This article often describes the link between pet ownership and enhanced wellbeing in pet owners and perhaps now, more than ever, we need reasons to be cheerful.
Self-isolation at home is definitely less lonely and more bearable with a cat, dog or rabbit for company, and if you don’t have a pet you should make the most of the natural environment around you to enhance your wellbeing. Wild birds have been scientifically proven to improve mental health in people.
A recent study by academics, led by a team from Exeter University, found that lower levels of depression, anxiety and stress were associated with the number of wild birds people could see in the afternoon.
Socio-economic and demographic factors did not influence the overall findings, nor did the particular species of bird observed, and it seems that seeing any type of bird makes people feel relaxed and closer to nature.
This follows research which shows bird song can help people recover from the mental fatigue caused by daily life or by world events.
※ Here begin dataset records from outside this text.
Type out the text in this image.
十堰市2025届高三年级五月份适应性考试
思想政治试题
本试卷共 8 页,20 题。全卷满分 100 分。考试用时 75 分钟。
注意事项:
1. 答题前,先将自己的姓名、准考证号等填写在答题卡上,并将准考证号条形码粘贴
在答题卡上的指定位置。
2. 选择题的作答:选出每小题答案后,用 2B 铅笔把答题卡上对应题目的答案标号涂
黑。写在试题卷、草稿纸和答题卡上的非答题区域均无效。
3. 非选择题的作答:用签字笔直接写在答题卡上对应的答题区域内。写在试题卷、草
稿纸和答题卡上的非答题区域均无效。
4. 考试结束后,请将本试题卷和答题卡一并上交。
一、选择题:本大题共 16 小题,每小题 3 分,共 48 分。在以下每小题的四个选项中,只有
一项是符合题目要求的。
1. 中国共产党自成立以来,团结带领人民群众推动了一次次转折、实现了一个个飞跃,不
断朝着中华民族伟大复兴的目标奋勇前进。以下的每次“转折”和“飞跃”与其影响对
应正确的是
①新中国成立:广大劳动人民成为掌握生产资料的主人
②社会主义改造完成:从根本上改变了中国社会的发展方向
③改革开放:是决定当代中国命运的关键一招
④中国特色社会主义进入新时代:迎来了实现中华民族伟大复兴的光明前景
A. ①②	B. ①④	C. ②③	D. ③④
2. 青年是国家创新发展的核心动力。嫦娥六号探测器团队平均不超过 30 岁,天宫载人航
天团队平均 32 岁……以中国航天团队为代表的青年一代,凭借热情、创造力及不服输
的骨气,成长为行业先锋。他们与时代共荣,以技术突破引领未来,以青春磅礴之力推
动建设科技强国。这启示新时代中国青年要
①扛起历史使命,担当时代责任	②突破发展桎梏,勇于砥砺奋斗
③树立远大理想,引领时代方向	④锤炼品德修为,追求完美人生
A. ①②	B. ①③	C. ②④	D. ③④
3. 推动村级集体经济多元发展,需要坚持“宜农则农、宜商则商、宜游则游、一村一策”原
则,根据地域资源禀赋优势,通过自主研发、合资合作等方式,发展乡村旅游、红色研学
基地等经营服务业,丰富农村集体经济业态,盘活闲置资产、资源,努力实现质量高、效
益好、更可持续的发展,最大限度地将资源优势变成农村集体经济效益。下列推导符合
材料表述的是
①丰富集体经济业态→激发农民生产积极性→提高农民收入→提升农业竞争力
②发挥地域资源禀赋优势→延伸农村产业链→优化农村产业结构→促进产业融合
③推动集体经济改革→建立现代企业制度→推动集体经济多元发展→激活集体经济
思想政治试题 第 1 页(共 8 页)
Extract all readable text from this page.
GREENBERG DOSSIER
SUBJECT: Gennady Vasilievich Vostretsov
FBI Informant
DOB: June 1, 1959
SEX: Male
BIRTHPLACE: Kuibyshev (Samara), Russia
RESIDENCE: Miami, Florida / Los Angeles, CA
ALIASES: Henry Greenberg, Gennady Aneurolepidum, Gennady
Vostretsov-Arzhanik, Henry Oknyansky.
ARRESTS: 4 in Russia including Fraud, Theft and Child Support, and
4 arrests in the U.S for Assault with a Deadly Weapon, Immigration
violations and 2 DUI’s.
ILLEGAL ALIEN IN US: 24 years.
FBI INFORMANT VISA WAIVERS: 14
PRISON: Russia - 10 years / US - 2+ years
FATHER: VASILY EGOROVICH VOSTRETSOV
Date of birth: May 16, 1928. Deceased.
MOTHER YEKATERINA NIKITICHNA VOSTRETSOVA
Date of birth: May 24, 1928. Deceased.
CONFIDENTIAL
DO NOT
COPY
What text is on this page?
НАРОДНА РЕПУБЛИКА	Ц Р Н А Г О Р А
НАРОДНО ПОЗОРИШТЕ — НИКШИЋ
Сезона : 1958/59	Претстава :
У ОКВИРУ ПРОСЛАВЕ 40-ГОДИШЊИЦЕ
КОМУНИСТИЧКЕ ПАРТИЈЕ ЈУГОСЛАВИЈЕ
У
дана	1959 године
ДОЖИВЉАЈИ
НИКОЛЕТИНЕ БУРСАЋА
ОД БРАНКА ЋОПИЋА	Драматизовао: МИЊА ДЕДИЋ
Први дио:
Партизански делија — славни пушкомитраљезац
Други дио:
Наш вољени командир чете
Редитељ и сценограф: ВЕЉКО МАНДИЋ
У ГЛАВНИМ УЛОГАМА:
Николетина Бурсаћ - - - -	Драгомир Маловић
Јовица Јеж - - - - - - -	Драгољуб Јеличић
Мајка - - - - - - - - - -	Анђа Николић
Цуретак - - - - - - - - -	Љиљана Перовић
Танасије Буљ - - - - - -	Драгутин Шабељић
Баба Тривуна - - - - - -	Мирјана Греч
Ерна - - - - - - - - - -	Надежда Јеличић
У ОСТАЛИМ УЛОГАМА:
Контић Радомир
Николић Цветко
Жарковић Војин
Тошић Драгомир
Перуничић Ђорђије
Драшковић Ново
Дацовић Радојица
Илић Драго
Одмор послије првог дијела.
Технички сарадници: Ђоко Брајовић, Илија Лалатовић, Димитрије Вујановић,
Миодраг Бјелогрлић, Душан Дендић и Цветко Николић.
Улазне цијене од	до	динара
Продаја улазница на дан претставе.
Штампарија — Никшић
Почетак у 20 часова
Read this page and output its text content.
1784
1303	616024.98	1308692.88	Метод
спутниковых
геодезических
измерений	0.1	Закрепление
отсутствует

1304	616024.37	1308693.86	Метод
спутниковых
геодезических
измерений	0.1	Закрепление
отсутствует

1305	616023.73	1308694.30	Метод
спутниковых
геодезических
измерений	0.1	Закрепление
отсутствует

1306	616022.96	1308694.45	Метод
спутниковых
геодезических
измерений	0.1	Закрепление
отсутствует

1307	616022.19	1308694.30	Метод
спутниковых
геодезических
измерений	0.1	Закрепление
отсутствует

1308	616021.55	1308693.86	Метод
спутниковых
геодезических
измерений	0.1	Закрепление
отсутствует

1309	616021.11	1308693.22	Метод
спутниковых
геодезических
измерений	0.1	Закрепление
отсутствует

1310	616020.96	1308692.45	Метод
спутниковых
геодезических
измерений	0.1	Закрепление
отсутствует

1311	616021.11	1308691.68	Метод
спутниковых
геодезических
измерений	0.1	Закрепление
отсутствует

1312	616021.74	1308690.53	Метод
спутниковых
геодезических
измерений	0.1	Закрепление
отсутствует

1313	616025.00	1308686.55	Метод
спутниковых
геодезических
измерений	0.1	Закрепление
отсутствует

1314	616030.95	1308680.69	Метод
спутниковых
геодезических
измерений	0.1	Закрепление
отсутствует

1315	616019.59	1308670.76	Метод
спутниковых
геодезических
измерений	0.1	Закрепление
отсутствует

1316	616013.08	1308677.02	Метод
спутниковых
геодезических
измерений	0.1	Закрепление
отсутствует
So maybe lift your spirits by investing in a bird feeder to put either in your garden or to stick on to a window, somewhere safely away from any predatory cats - the RSPB’s website (www.rspb.org.uk) has several designs to choose from. Spring is a particularly wonderful time for observing and listening to wild birds, as they search for mates and start breeding. There are also new arrivals to watch out for, such as house martins who have migrated all the way from Africa.
The British Trust for Ornithology (BTO) runs a ’citizen science’ bird watching programme, and encourages people to record the birds they see in their gardens every week. The information is then analysed by researchers and helps the Trust to understand bird numbers and behaviours. Please see the BTO’s website (www.bto.org/our-science/projects/gbw) for more details.
And you can listen to a huge variety of bird song on BBC Radio 4’s ’Tweet of the Day’ which is broadcast every weekday morning at 5.58am with presenters including David Attenborough, Chris Packham and Bill Oddie; or use the BBC’s website to listen to the hundreds of recorded ’Tweets’.
Unfortunately, not all birds are a welcome addition to our daily life, and the poor cockerel is high on the list of unwanted birds largely due to the noise it makes crowing, particularly in the early morning.
The society receives frequent calls either from cockerel owners who wish to rehome their birds, or from members of the public who are concerned about the welfare of feral or abandoned cockerels.
The vast majority of these have been ’dumped’ by owners who can’t cope with them and who think they are giving the birds a chance of survival living out in the wild.
The problem stems from irresponsible or ill-informed breeding, and the fact that chicken ownership is very popular. Well-meaning chicken owners sometimes do not think of the consequences when they allow their hens’ eggs to develop into chicks, given that roughly 50% will be male chicks.
This is where the cockerel problem starts. And it’s worth remembering that hens can lay eggs without the need for cockerels!